NachoMahma10 years ago
. Oh. I just noticed that, according to Figure 12-3, the relay on the right is not getting full voltage to the coil - it's dropped through the LEDs. Probably doesn't affect anything, but I'd disconnect the right leg of the LED string, jumper from the left coil lead of the left relay to the right coil lead of the right relay and attach the LED leg to the right coil lead of the left relay. . And why two relays? One will do the job, since the motors aren't independent.
Kiteman (author)  NachoMahma10 years ago
The voltage-drop is supped to make the robot turn in reverse, so that it then drives away from the edge next time it drives forwards.

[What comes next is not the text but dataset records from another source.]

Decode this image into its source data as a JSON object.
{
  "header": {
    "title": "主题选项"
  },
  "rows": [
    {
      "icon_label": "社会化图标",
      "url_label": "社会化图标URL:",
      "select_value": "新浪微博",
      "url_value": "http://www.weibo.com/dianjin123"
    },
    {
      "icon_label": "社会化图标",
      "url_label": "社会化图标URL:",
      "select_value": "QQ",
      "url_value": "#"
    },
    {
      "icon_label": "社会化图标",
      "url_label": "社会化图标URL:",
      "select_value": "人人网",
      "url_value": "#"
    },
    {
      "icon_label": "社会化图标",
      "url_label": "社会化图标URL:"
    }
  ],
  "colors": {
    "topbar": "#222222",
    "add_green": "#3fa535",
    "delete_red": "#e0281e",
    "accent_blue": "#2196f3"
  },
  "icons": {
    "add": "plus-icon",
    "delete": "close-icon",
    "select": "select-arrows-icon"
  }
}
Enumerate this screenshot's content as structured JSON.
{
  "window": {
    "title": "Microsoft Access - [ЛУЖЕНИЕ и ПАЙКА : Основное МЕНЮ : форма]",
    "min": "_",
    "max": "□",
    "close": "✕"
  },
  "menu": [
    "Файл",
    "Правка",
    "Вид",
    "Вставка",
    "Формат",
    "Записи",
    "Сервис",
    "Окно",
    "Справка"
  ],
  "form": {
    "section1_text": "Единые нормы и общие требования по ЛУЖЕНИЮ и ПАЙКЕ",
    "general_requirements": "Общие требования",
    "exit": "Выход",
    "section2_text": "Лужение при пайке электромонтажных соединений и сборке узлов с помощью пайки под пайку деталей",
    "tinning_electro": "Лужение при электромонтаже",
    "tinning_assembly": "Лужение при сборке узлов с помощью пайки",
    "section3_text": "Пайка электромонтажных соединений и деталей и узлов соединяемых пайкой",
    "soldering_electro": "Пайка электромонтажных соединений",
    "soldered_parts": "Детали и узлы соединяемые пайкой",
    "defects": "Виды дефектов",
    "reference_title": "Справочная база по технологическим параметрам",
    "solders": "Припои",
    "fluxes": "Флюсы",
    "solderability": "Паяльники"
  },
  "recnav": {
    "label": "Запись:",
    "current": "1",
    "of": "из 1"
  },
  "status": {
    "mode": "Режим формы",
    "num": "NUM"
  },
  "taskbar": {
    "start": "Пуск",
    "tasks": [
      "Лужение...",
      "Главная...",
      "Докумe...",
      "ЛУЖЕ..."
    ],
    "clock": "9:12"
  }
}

The only way to do that would be if the LEDs were in the power to the motor, not the coil. As shown, both motors get full voltage.
Kiteman (author)  NachoMahma10 years ago
But one coil switches off before the other, so the last part of the reverse only has one motor running.
. Hmmmmmmmmm. I can't imagine it making that much difference in pickup or dropout time, but I'm no engineer. Makes sense if it works and explains why two relays. . If I were gonna do something like that, I'd put the voltage drop in line with one motor's power during reverse, but, once again, I'm no engineer. . I'd also wire up the relay contacts different (power to C), but that's just me and would have no effect on operation.
i think NachoMahma is right. you only need one relay, because you are only using one switch.  Btw, the also need to be connected in the middle (where they both touch, right above the negative of the coil.) also, if you want the revers to last longer, you can use an NPN transistor, with a cap and resistor to control how long the base of the transistor if getting power, aka relay is engaged.
royalestel10 years ago
Are you reading my suggestions? I may be an electronics noob, but I'm a systems troubleshooting pro, and I can tell you that simplifying your circuit WILL help you narrow down what your problem is.
Kiteman (author)  royalestel10 years ago
OK, then, TroubleShooterPro, exactly how should I simplify my circuit?

What should I remove, and how do I compensate for its removal?